The technology is being tested by two aerospace companies to track the movements of work-in-progress or tools, by forwarding read data across a mesh network to a single gateway reader.
By Claire Swedberg

To track products being serviced, tags are being attached to large, moveable carts on which products are transported. By tracking each tagged cart's location, the company can now view where an item is at any given time, and learn which phase of servicing is currently being performed, based on the workstation's location. Additionally, the company can be alerted to or view any potential problems, such as an extended dwell time at a particular workstation, which could indicate that a delay has occurred.

The technology cost is about half the price of a passive RFID solution, Moe says, because although the tags are more expensive than passive tags, no other hardware is required, with the exception of the gateway device. As such, the RFID reader portals required for a passive RFID system are unnecessary. ID Integration also sells passive RFID solutions, he adds, stating, "We're not exclusive to one technology, but the V-Tag seems to fit a certain niche."

At the Camp Atterbury and Muscatatuck Urban Training Complex, in Indiana, InfinID's V-Tags were placed in manikins representing dead or injured people, which were dispersed around a simulated disaster area as part of training exercises.
The V-Tag has been in use for several years, Stygar says, in field trials for government deployments. Initially, it was tested by the U.S. Army Medical Research and Materiel Command (USAMRMC) and the Telemedicine and Advanced Technology Research Center (TATRC) to track blood and vaccines at Fort McCoy's Regional Training Site (RTS) Medical location, where medical reserve troops are trained. Because the tags also come with temperature and shock sensors, they were able to transmit not only location but also temperature data, thereby ensuring that the perishable products stayed within a safe temperature threshold during mock medical responses.

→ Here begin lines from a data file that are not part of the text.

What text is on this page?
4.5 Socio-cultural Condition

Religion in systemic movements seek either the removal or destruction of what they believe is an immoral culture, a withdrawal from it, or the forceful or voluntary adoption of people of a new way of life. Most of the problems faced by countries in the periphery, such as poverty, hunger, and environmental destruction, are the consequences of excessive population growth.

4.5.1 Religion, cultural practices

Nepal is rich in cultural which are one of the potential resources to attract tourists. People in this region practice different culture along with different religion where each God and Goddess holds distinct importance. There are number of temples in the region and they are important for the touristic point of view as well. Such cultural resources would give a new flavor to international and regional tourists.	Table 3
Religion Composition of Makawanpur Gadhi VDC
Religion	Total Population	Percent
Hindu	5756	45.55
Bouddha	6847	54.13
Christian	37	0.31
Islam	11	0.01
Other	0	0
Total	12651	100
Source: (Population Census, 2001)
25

InfinID, in conjunction with systems integrator VerdaSee Solutions also installed 300 V-Tags for use in manikins for a Disaster Training Exercises at the Camp Atterbury and Muscatatuck Urban Training Complex, in Indiana. The tags were placed in manikins representing dead or injured individuals, which were then dispersed around a simulated disaster area. InfinID also placed an Omni-ID Prox passive EPC Gen 2 ultrahigh-frequency (UHF) tag within the case of each V-Tag. so that personnel in the field could use a handheld reader to confirm a manikin's identity, if necessary. Fixed tags were attached to light poles in the staging area. Each night, the Army staff could utilize VerdaSee's Vital-asset software to locate all manikins. In one instance, after the base searched manually for a missing manikin for several days, the system was able to quickly locate it within a concrete tunnel, covered by five mattresses in a collapsed parking structure.

Both government trials concluded in 2014, when funding was exhausted.

With the newly commercially released solution, ID Integration's customers can purchase the system, including tags, gateway and software, or purchase a software development kit (SDK) so that users can customize their own software integration.